Back in 1901, the King of Sweden gave Wilhelm Röntgen the inaugural Nobel Prize in Physics for the discovery of a mysterious new type of radiation.
As the Vikki Academy video above explains, at the end of the 19th century, society's obsession with magic had been replaced by all things electric and magnetic.
One of the most intriguing new concepts at the time was the cathode ray, which formed beams of electrons in a vacuum that could be diverted by magnets.
Fascinated with these cool little beams of electricity, Röntgen decided to mess around with them further, and put a vacuum tube containing cathode rays in a sealed box and turned out the light to see what would happen.
To his surprise, some kind of energy was escaping his box and lighting up a fluorescent cardboard screen behind it.
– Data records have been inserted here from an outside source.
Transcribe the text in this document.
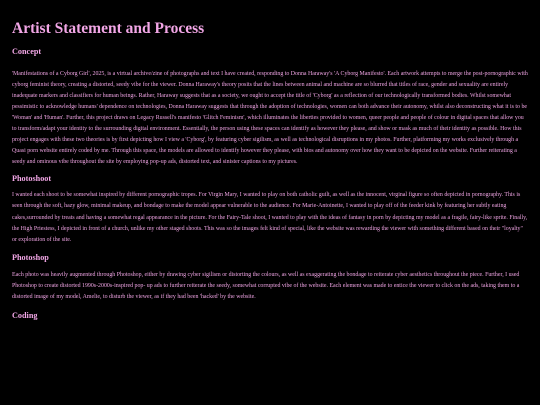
Artist Statement and Process
Concept

'Manifestations of a Cyborg Girl', 2025, is a virtual archive/zine of photographs and text I have created, responding to Donna Haraway's 'A Cyborg Manifesto'. Each artwork attempts to merge the post-pornographic with cyborg feminist theory, creating a distorted, seedy vibe for the viewer. Donna Haraway's theory posits that the lines between animal and machine are so blurred that titles of race, gender and sexuality are entirely inadequate markers and classifiers for human beings. Rather, Haraway suggests that as a society, we ought to accept the title of 'Cyborg' as a reflection of our technologically transformed bodies. Whilst somewhat pessimistic to acknowledge humans' dependence on technologies, Donna Haraway suggests that through the adoption of technologies, women can both advance their autonomy, whilst also deconstructing what it is to be 'Woman' and 'Human'. Further, this project draws on Legacy Russell's manifesto 'Glitch Feminism', which illuminates the liberties provided to women, queer people and people of colour in digital spaces that allow you to transform/adapt your identity to the surrounding digital environment. Essentially, the person using these spaces can identify as however they please, and show or mask as much of their identity as possible. How this project engages with these two theories is by first depicting how I view a 'Cyborg', by featuring cyber sigilism, as well as technological disruptions in my photos. Further, platforming my works exclusively through a Quasi porn website entirely coded by me. Through this space, the models are allowed to identify however they please, with bios and autonomy over how they want to be depicted on the website. Further reiterating a seedy and ominous vibe throughout the site by employing pop-up ads, distorted text, and sinister captions to my pictures.

Photoshoot

I wanted each shoot to be somewhat inspired by different pornographic tropes. For Virgin Mary, I wanted to play on both catholic guilt, as well as the innocent, virginal figure so often depicted in pornography. This is seen through the soft, hazy glow, minimal makeup, and bondage to make the model appear vulnerable to the audience. For Marie-Antoinette, I wanted to play off of the feeder kink by featuring her subtly eating cakes,surrounded by treats and having a somewhat regal appearance in the picture. For the Fairy-Tale shoot, I wanted to play with the ideas of fantasy in porn by depicting my model as a fragile, fairy-like sprite. Finally, the High Priestess, I depicted in front of a church, unlike my other staged shoots. This was so the images felt kind of special, like the website was rewarding the viewer with something different based on their "loyalty" or exploration of the site.

Photoshop

Each photo was heavily augmented through Photoshop, either by drawing cyber sigilism or distorting the colours, as well as exaggerating the bondage to reiterate cyber aesthetics throughout the piece. Further, I used Photoshop to create distorted 1990s-2000s-inspired pop- up ads to further reiterate the seedy, somewhat corrupted vibe of the website. Each element was made to entice the viewer to click on the ads, taking them to a distorted image of my model, Amelie, to disturb the viewer, as if they had been 'hacked' by the website.

Coding
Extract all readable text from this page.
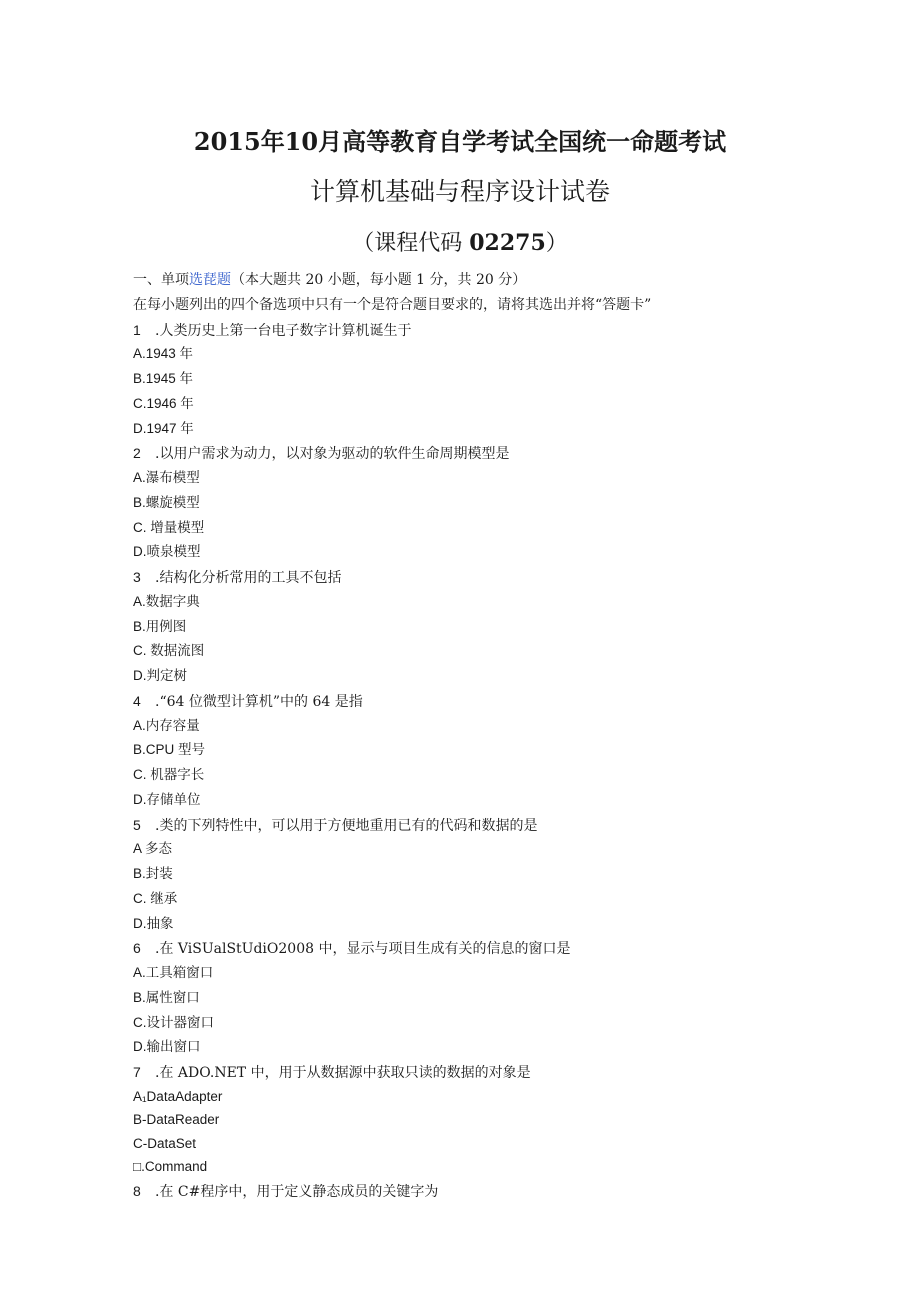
2015年10月高等教育自学考试全国统一命题考试
计算机基础与程序设计试卷
（课程代码 02275）
一、单项选琵题（本大题共 20 小题，每小题 1 分，共 20 分）
在每小题列出的四个备选项中只有一个是符合题目要求的，请将其选出并将“答题卡”
1 .人类历史上第一台电子数字计算机诞生于
A.1943 年
B.1945 年
C.1946 年
D.1947 年
2 .以用户需求为动力，以对象为驱动的软件生命周期模型是
A.瀑布模型
B.螺旋模型
C. 增量模型
D.喷泉模型
3 .结构化分析常用的工具不包括
A.数据字典
B.用例图
C. 数据流图
D.判定树
4 .“64 位微型计算机”中的 64 是指
A.内存容量
B.CPU 型号
C. 机器字长
D.存储单位
5 .类的下列特性中，可以用于方便地重用已有的代码和数据的是
A 多态
B.封装
C. 继承
D.抽象
6 .在 ViSUalStUdiO2008 中，显示与项目生成有关的信息的窗口是
A.工具箱窗口
B.属性窗口
C.设计器窗口
D.输出窗口
7 .在 ADO.NET 中，用于从数据源中获取只读的数据的对象是
A₁DataAdapter
B-DataReader
C-DataSet
□.Command
8 .在 C#程序中，用于定义静态成员的关键字为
Turns out, he'd found a brand new type of radiation - one that could pass through objects.
Having no idea what these rays were at the time, he called them - you guessed it - X-rays.
Röntgen and his wife Anna then tested all kinds of materials with this mysterious radiation, before discovering that X-rays couldn't travel through every type of substance - they couldn't travel through bone, for example.
But why? And how did X-rays result from Röntgen's cathode ray experiment anyway?
Cathode rays are high-energy beams of electrons trapped inside a glass-sealed vacuum - and when the electrons hit that glass, they excite the atoms, causing them to release particles of light, known as photons.
Röntgen didn't know it at the time, but photons come in different wavelengths, which reflect their energy. Blue photons, for example, are nearly twice as energetic as red photons.
But if you increase the voltage of the cathode ray enough, the electrons will hit the glass with so much energy that they release even more energetic photons: X-rays.
You're probably pretty familiar with how we use X-rays in medicine today, but since their discovery back in 1895, X-rays have also been used to discover the double helix of DNA, and figure out the structure of crystals.
Check out the video above to find out more about how Röntgen's experiment changed the world back in 1895, and to see just how cool X-rays really are.
You've got to admit, you have to respect someone who's brave enough to mess with the strange glowing light they see leaking out of a cardboard box. Nobel = well deserved.